Cette conversation pourrait durer encore aujourd’hui si l’écran du terminal ne s’était pas rallumé tout à coup. J’ai remarqué que les discussions politiques, en vérité, ne s’arrêtent jamais : elles sont simplement interrompues par un facteur extérieur. Une présentatrice apparut sur l’écran.
— La bande que vous venez d’entendre a été apportée directement à cette station. Le bureau du Premier ministre a d’ores et déjà rejeté le contenu de ce message et ordonné à toutes les stations de ne plus le rediffuser sous peine d’être en défaut avec la loi sur la défense publique. Il est évident qu’un tel ordre de censure est anticonstitutionnel. La Voix de Winnipeg continuera de vous tenir informés de tout nouveau développement de la situation. Nous vous demandons instamment de garder votre calme et de ne pas quitter votre domicile à moins que vous ne soyez appelés à protéger des services publics.
Nous avions déjà entendu les enregistrements qui suivirent et Janet coupa le son.
— Ian, ai-je dit, supposons que je demeure ici jusqu’à ce que les choses se calment dans l’Imperium…
— Ce n’est pas une hypothèse. C’est un fait.
— Bien, monsieur. Alors, il est urgent que j’appelle mon employeur. Est-ce que je peux utiliser le terminal ? Avec ma carte de crédit, bien sûr…
— Pas question. C’est moi qui appelle et ce sera imputé ici.
Je me suis sentie quelque peu vexée.
— Ian, j’apprécie votre hospitalité à tous. Mais si tu entends payer des notes qui me reviennent, tu ferais tout aussi bien de me déclarer concubine officielle et d’engager ta responsabilité pour l’ensemble de mes dettes.

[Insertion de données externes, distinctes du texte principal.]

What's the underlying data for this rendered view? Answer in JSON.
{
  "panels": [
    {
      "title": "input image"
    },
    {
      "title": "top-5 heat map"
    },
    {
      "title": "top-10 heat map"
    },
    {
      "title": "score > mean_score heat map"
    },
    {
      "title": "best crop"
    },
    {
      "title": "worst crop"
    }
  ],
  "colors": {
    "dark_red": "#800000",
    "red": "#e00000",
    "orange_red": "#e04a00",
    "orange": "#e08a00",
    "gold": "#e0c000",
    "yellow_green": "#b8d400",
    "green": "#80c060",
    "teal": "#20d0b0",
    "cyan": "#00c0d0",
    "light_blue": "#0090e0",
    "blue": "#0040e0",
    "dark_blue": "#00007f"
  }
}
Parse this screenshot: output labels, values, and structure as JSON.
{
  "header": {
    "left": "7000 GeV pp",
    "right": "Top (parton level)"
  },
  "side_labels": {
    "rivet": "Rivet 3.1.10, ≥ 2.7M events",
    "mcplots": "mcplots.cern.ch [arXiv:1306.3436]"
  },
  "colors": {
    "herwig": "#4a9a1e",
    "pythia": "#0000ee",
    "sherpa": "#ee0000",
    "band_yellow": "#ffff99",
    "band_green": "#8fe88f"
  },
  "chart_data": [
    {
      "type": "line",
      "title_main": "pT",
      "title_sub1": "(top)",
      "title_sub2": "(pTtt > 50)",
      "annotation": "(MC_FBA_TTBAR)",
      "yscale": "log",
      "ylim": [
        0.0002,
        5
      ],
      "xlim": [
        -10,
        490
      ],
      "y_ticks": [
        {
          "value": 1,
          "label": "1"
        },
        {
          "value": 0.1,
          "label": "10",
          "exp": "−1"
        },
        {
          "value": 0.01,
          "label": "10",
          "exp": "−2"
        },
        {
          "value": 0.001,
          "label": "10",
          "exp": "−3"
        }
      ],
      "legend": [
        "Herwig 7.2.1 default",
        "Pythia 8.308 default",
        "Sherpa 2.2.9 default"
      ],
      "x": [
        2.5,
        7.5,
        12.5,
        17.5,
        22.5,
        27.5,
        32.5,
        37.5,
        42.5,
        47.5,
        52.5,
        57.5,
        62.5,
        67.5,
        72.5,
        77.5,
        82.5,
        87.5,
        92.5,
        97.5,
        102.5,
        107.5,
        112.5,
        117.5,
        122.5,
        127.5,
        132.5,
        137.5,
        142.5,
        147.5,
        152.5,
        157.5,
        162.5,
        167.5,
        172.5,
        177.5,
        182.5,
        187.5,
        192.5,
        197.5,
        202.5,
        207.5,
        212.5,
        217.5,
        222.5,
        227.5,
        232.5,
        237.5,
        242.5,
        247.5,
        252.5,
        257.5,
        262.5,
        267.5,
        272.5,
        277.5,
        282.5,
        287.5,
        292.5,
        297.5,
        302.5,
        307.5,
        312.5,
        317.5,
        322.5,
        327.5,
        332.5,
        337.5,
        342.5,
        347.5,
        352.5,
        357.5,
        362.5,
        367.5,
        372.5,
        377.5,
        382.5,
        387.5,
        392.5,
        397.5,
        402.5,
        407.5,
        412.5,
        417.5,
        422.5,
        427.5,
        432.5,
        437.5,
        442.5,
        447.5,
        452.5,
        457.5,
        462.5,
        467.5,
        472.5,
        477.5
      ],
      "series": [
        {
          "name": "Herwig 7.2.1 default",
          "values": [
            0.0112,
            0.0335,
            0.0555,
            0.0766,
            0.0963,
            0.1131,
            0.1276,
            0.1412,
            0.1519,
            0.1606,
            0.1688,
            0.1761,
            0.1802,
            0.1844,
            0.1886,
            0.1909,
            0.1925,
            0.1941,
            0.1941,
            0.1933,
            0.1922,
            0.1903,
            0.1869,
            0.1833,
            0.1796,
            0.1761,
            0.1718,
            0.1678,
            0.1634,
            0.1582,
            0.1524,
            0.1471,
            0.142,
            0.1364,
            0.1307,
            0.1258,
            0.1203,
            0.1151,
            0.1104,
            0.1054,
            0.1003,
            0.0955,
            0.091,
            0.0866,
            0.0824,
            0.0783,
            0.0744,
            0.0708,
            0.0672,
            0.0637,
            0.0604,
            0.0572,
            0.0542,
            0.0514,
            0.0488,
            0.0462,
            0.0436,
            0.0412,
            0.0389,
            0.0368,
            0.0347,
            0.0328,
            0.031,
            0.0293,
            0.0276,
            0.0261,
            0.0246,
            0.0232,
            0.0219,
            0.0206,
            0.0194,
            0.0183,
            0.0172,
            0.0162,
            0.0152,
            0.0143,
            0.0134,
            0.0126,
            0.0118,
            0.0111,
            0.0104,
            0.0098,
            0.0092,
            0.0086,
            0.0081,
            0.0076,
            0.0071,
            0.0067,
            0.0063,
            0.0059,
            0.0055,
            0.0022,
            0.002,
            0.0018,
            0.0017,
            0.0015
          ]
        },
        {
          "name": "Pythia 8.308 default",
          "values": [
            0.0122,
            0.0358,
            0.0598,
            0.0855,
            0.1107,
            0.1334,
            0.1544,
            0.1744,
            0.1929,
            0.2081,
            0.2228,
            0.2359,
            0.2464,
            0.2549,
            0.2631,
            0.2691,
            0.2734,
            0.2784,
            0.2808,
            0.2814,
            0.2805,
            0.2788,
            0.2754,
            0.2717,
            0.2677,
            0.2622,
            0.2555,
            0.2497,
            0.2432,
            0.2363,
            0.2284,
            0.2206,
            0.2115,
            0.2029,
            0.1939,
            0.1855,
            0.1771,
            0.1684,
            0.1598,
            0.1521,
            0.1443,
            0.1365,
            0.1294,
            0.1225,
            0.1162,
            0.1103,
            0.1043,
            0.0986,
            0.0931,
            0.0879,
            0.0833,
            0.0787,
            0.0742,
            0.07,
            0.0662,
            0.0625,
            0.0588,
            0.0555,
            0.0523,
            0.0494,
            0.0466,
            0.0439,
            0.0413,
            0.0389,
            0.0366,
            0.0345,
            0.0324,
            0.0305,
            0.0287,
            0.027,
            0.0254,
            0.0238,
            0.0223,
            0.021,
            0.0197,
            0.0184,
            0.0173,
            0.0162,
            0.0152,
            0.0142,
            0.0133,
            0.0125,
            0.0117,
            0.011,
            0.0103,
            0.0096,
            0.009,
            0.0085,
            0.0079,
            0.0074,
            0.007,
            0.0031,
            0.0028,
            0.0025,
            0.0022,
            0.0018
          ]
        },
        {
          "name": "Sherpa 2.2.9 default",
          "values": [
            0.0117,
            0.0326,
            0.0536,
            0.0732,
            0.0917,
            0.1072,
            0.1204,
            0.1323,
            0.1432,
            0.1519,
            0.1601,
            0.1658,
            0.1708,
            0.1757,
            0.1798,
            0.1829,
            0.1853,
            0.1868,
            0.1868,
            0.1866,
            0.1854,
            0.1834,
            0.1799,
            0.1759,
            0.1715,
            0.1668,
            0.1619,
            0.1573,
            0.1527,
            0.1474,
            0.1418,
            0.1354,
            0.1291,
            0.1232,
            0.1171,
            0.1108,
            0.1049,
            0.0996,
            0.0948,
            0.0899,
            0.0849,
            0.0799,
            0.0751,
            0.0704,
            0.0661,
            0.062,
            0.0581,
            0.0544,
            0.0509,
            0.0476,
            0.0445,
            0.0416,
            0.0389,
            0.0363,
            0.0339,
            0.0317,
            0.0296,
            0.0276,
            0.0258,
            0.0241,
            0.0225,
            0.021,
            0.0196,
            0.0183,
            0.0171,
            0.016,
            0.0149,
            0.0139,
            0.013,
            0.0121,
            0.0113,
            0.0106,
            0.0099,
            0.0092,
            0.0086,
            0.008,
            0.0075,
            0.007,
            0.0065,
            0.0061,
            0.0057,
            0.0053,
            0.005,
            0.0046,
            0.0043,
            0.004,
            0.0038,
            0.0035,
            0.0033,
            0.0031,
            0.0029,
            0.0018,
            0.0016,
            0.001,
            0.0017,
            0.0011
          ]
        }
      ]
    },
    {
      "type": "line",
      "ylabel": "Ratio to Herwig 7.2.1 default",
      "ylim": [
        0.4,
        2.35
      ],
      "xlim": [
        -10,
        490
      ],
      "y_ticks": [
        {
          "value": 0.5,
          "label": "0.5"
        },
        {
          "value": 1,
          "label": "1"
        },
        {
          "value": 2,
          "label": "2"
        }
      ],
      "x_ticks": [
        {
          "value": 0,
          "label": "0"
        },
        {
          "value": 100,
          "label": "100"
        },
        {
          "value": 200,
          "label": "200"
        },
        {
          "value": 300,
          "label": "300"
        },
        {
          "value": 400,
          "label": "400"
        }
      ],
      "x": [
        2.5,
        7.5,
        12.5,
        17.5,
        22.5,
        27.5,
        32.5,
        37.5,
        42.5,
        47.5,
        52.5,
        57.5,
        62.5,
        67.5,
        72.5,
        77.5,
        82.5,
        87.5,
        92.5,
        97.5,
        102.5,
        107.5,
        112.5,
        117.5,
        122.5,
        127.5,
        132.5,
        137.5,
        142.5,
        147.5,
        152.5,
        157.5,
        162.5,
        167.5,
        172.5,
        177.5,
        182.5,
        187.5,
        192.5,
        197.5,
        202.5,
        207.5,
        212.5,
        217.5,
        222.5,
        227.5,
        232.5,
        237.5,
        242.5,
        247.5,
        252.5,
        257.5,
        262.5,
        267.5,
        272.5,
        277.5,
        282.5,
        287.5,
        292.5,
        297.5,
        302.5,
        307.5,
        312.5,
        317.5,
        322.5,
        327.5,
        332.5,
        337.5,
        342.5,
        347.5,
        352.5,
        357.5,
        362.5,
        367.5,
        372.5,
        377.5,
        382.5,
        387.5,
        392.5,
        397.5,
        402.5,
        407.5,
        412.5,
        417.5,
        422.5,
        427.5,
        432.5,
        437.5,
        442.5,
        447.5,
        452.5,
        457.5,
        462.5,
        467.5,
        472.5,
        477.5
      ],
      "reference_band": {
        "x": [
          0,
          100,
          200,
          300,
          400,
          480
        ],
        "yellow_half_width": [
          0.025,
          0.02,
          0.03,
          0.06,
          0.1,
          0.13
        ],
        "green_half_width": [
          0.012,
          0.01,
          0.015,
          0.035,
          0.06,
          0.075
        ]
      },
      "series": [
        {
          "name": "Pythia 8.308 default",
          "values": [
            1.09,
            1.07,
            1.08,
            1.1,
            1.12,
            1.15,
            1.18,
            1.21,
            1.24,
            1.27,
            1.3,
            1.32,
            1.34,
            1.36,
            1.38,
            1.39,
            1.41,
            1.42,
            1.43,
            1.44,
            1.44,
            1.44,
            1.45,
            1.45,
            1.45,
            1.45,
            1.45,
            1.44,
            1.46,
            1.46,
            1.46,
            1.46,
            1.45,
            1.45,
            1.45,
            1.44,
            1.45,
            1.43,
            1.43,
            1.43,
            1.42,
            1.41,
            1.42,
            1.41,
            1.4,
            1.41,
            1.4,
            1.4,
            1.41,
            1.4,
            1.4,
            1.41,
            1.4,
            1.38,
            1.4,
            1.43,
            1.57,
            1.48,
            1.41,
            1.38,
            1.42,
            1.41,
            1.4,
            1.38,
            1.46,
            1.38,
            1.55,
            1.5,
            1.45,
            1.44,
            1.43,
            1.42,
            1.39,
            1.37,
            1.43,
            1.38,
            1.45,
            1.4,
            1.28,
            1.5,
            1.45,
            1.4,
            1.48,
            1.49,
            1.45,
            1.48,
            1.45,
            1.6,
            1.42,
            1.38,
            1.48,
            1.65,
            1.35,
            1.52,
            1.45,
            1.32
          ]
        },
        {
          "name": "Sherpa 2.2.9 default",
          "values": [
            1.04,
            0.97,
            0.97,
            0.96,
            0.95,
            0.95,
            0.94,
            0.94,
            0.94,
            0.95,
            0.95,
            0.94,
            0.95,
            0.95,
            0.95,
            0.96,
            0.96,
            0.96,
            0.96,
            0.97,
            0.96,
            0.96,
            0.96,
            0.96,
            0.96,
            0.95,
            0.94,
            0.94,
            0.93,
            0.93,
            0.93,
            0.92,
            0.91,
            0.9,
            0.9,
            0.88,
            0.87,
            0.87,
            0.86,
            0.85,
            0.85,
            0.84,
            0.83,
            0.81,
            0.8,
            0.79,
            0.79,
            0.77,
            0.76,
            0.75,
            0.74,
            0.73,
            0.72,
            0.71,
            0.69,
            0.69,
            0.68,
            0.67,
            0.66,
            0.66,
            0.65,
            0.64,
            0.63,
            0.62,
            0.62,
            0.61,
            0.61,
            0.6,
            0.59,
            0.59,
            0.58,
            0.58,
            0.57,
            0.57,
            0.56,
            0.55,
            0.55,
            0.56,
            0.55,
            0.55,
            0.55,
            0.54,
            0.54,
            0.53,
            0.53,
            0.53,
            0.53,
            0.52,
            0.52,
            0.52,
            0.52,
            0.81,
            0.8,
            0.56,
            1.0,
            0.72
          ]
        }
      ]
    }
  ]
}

— C’est raisonnable comme proposition. Et quel salaire envisages-tu ?
— Une minute ! a lancé Georges. Je surenchéris. C’est un sale radin d’Écossais !

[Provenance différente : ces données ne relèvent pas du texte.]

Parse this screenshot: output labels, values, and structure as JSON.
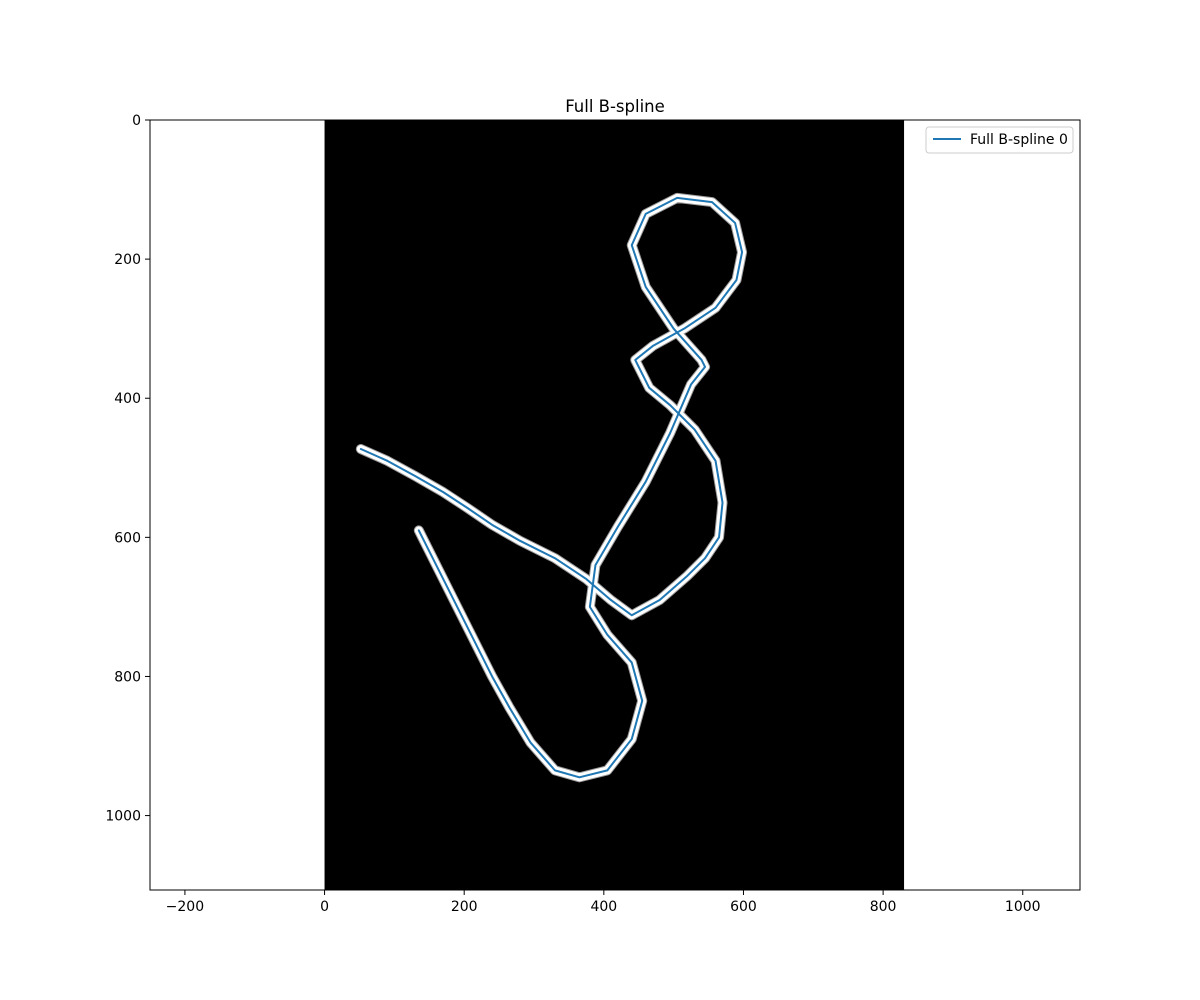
{
  "chart_data": {
    "type": "line",
    "title": "Full B-spline",
    "xlabel": "",
    "ylabel": "",
    "xlim": [
      -250,
      1082
    ],
    "ylim": [
      1107,
      0
    ],
    "y_inverted": true,
    "grid": false,
    "legend_placement": "top-right",
    "x_ticks": [
      -200,
      0,
      200,
      400,
      600,
      800,
      1000
    ],
    "x_tick_labels": [
      "−200",
      "0",
      "200",
      "400",
      "600",
      "800",
      "1000"
    ],
    "y_ticks": [
      0,
      200,
      400,
      600,
      800,
      1000
    ],
    "y_tick_labels": [
      "0",
      "200",
      "400",
      "600",
      "800",
      "1000"
    ],
    "background_image": {
      "description": "binary stroke image",
      "x_extent": [
        0,
        830
      ],
      "y_extent": [
        0,
        1107
      ],
      "background_color": "#000000",
      "stroke_color": "#ffffff"
    },
    "series": [
      {
        "name": "Full B-spline 0",
        "color": "#1f77b4",
        "x": [
          52,
          90,
          130,
          170,
          205,
          240,
          280,
          330,
          375,
          410,
          440,
          480,
          520,
          545,
          565,
          570,
          560,
          530,
          495,
          465,
          445,
          470,
          515,
          560,
          590,
          598,
          588,
          555,
          505,
          460,
          440,
          460,
          500,
          540,
          545,
          525,
          495,
          460,
          420,
          388,
          380,
          405,
          440,
          455,
          440,
          405,
          365,
          330,
          295,
          265,
          240,
          210,
          185,
          160,
          135
        ],
        "y": [
          473,
          490,
          512,
          535,
          558,
          582,
          605,
          630,
          660,
          690,
          712,
          690,
          655,
          630,
          600,
          550,
          490,
          445,
          410,
          385,
          345,
          325,
          300,
          270,
          230,
          190,
          148,
          118,
          112,
          135,
          180,
          240,
          300,
          345,
          355,
          380,
          450,
          520,
          585,
          640,
          700,
          740,
          780,
          835,
          890,
          935,
          945,
          935,
          895,
          845,
          800,
          740,
          690,
          640,
          590
        ]
      }
    ]
  }
}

— Ne les écoute ni l’un ni l’autre, a dit Janet. Il se peut que Georges t’offre plus mais tu devras poser et donner un œuf par-dessus le marché pour le même salaire. Mais j’ai toujours eu envie d’avoir une esclave de harem. Ma chérie, tu ferais une merveilleuse odalisque. Tu n’aurais même pas besoin d’un diamant dans le nombril. Mais est-ce que tu sais bien frictionner ? Tu chantes ? Et nous en venons à la question finale : qu’éprouves-tu à l’égard des femmes ? Tu peux venir me chuchoter ça à l’oreille.